What a woman produces at the family level is for the whole family, but what a man produces, sometimes is not. This is the case with rural women in the DR Congo; some of their husbands are never willing to help them even if they have the means. This often causes economic abuse in the home. But when the woman produces, she even supports the careless husband, and the latter has no more power to abuse her.

“My husband has a wide land where he pays people to farm for him, and I also work with them on the same farm on daily basis. He does not trust the money with me to pay them. I never know how much they are paid. When harvest time comes, I am excluded from the process and again I cannot know how much was sold from the crops.

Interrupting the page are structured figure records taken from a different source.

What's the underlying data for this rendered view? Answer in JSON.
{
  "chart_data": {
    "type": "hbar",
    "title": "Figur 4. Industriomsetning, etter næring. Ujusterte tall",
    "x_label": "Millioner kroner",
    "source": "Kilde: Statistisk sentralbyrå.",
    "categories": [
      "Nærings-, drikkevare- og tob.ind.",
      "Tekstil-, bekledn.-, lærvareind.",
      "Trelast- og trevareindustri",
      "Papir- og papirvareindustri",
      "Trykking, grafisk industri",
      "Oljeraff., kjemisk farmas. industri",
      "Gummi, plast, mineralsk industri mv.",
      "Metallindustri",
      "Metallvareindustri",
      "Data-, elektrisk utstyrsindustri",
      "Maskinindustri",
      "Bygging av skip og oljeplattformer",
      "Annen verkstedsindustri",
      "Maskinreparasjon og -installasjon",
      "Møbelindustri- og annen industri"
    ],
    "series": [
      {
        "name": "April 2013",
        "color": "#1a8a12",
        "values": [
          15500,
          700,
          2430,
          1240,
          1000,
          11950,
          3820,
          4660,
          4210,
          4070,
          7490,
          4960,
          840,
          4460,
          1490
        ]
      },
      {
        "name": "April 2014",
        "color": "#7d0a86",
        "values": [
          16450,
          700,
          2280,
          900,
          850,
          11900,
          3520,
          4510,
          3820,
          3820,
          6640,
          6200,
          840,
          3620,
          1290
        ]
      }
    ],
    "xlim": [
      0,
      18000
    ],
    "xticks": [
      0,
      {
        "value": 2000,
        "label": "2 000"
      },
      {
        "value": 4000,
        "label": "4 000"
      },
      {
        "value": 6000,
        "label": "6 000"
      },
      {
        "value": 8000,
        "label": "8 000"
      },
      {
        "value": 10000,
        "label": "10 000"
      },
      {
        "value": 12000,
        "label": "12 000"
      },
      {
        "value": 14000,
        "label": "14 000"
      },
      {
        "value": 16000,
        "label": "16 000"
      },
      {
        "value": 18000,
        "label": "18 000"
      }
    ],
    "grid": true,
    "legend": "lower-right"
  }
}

Sometimes he tells me abusive words because I am asking him about his money. This has often rebelled me, and so I decided to think twice. I joined COFAPRI who have now helped me to learn sewing and I am gaining something helpful for myself and the whole family. Despite what I went through, I am also now supporting my husband in the farming though I do not know where the money he used to pay the people to help him is going for the moment.”

Maria M’ Luhizo

The way is still long, and the women need more support in order to create a more sustainable space for their economic self-reliance. If a woman depends on herself financially, the whole family benefits from it.

However, if she depends on the husband economically, this impedes family development, and this is what COFAPRI is addressing. It would be better if the woman produces, as this can reduce economic abuse and boosts the woman and family’s development.